Licensing builds a bigger money pie by tapping into partners with the production, distribution and marketing resources in place. They are established in the market and can add your intellectual property to their revenue pie.
Through the licensing partnerships with licensees, a bigger pie is created and it’s very profitable for everybody across-the-board. Many clothing brands, such as Hilfiger, IZOD, Calvin Klein and others have grown into brands generating hundreds of millions of dollars in licensed product sales. Other consumer categories that have created large markets through licensing include professional sports franchises, food brands, photography and entertainment.
Some intellectual properties are pure licensing models, such as dead celebrities, computer chips, software and more, that created hundred million dollar markets solely from licensing partnerships. Their business strategy focuses on licensing to established companies, and not spending their money on manufacturing, distribution and sales. They license to these companies who in turn integrate the IP into their products and pay a licensing fee for every product sold.
Brands use licensing to build bigger pies (both revenue and brand recognition) for their core products and services. Some brands use licensing to develop as many consumer products as possible; others use it to develop the most unique consumer products possible. One strategy focuses on a many different licensed products (merchandise), the other focuses on building brand equity. Coca-Cola and M&M’s are two examples of companies that use the merchandise based approach to licensing. Premium or specialty brands such as Stanley Tools and Timex focus on fewer licensees to build brand equity.
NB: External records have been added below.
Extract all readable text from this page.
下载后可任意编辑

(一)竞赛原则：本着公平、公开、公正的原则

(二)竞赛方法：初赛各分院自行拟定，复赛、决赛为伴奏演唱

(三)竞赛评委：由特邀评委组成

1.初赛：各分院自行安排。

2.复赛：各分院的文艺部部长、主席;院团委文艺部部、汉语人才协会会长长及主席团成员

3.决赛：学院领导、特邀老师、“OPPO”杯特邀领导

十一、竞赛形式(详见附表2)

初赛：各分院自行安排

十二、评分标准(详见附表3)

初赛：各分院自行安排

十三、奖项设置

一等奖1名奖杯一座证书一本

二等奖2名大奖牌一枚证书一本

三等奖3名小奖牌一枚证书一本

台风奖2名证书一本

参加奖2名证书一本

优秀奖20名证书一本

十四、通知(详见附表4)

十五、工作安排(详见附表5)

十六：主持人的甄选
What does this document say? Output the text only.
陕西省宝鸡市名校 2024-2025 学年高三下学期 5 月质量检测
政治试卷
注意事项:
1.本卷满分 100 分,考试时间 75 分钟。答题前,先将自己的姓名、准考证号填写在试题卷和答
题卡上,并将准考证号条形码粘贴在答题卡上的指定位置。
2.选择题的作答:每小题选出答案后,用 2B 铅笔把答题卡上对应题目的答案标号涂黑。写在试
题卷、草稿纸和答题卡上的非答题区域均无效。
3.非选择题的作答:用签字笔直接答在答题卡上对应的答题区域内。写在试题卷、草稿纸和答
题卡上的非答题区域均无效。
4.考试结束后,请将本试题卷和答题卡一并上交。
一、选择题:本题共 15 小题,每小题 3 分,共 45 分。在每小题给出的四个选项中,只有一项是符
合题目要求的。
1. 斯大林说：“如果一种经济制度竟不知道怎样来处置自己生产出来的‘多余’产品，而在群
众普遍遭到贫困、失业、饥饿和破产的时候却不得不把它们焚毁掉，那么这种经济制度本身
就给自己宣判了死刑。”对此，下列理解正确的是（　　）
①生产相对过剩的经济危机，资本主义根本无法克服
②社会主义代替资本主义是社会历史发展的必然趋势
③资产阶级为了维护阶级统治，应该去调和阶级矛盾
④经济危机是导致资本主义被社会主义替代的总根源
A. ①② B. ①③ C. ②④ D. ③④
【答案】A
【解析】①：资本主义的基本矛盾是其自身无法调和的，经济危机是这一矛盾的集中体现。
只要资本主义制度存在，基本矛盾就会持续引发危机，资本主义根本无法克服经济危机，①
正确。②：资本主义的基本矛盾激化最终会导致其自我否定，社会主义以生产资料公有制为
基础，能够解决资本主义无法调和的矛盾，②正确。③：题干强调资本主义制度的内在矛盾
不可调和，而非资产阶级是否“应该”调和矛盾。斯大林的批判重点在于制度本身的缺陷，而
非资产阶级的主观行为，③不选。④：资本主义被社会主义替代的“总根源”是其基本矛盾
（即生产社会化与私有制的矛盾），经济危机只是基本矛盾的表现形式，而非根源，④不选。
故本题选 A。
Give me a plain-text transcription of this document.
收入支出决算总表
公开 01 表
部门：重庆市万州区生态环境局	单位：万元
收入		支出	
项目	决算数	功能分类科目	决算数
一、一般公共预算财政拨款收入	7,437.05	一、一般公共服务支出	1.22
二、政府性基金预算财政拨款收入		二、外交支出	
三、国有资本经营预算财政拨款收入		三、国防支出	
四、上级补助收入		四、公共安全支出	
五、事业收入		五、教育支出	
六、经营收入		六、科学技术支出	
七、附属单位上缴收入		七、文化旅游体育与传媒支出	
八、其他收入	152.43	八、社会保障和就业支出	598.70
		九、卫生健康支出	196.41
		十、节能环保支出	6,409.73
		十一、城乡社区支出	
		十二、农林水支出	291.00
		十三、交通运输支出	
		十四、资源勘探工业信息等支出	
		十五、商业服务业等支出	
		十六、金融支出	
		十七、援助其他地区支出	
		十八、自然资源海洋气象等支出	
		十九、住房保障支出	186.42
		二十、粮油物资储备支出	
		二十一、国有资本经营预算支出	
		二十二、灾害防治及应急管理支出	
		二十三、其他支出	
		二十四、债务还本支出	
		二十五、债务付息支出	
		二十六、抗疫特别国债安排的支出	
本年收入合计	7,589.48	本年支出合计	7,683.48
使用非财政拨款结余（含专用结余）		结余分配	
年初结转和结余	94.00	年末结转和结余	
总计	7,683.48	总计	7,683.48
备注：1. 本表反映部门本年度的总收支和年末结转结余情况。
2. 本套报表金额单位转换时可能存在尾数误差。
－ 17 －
Licensing other companies to “build” upon your IP, expands your revenue pie into a variety of new product categories to build a bigger market for your products or services. This is an example of a smart business strategy. Especially if your technology applies to very large markets (such as smart phones and wearable devices) dominated by very big players. Rather than trying to compete against these big players, which is competitively risky and expensive, licensing lets you partner with these big companies. You tap into a bigger pie and get paid by all the competitors in these markets while focusing your resources on improving and developing your IP.